Advice from alumni can only benefit current students


University marketing is always going to be focused on the goal of selling an education. If alumni and students were given the chance to talk to each other, it could open up a more honest and blunt conversation that could end up being both positive and constructive.  

During the most stressful points of the academic year, U of T, Western and McMaster have all implemented programs that give current students words of encouragement in the form of letters and notes from alumni.  

A similar campaign at Queen’s could only serve to benefit students who may be struggling to persevere, or students who are questioning their degree path.

While attending university, students often are absorbed in their own perspective. The time spent obtaining any degree is a transitory and often difficult period to work through alone.

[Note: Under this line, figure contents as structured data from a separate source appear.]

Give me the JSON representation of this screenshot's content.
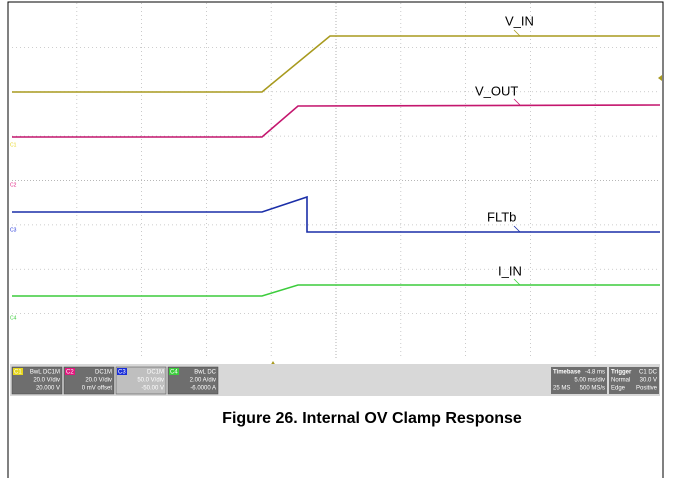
{
  "traces": [
    {
      "label": "V_IN",
      "color": "#a89a1e"
    },
    {
      "label": "V_OUT",
      "color": "#c4166e"
    },
    {
      "label": "FLTb",
      "color": "#1a2ea8"
    },
    {
      "label": "I_IN",
      "color": "#3ccc3c"
    }
  ],
  "channels": [
    {
      "name": "C1",
      "coupling": "BwL DC1M",
      "scale": "20.0 V/div",
      "offset": "20.000 V",
      "color": "#e6d61e"
    },
    {
      "name": "C2",
      "coupling": "DC1M",
      "scale": "20.0 V/div",
      "offset": "0 mV offset",
      "color": "#e0187e"
    },
    {
      "name": "C3",
      "coupling": "DC1M",
      "scale": "50.0 V/div",
      "offset": "-50.00 V",
      "color": "#1a2ed8"
    },
    {
      "name": "C4",
      "coupling": "BwL DC",
      "scale": "2.00 A/div",
      "offset": "-6.0000 A",
      "color": "#3ccc3c"
    }
  ],
  "timebase": {
    "title": "Timebase",
    "delay": "-4.8 ms",
    "scale": "5.00 ms/div",
    "samples": "25 MS",
    "rate": "500 MS/s"
  },
  "trigger": {
    "title": "Trigger",
    "source": "C1 DC",
    "mode": "Normal",
    "level": "30.0 V",
    "type": "Edge",
    "slope": "Positive"
  },
  "caption": "Figure 26. Internal OV Clamp Response"
}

Hearing from alumni who’ve been through the same thing — down to the same program — can offer a degree of relief and comfort that an impersonal ‘you can do it!’ never could. 

Engaging alumni in this way gives them a fully formed connection to current students. For more recent alumni, many of whom are not yet in the financial position to make donations, a letter writing campaign gives them an opportunity to get involved at a lower cost. 

Alumni have been through the good and the bad of university and connecting them to current students — even with something as simple as a letter — creates a greater sense of community. 

In any program, a student may ask themselves, “Why am I doing this?” Hearing from someone who’s also been at that point in their education and made it through can give students a sense of confidence to pursue their degree. It could also help them decide whether or not this path is the best choice for them. 

A third party is key to keeping notes and letters from alumni to students authentic. If a program like this is run exclusively through the University, they may need to screen notes for heavier criticism. 

There are more Queen’s alumni out there than the Smiths and Baders of the world and this is a way to show off those people and what they have to tell us.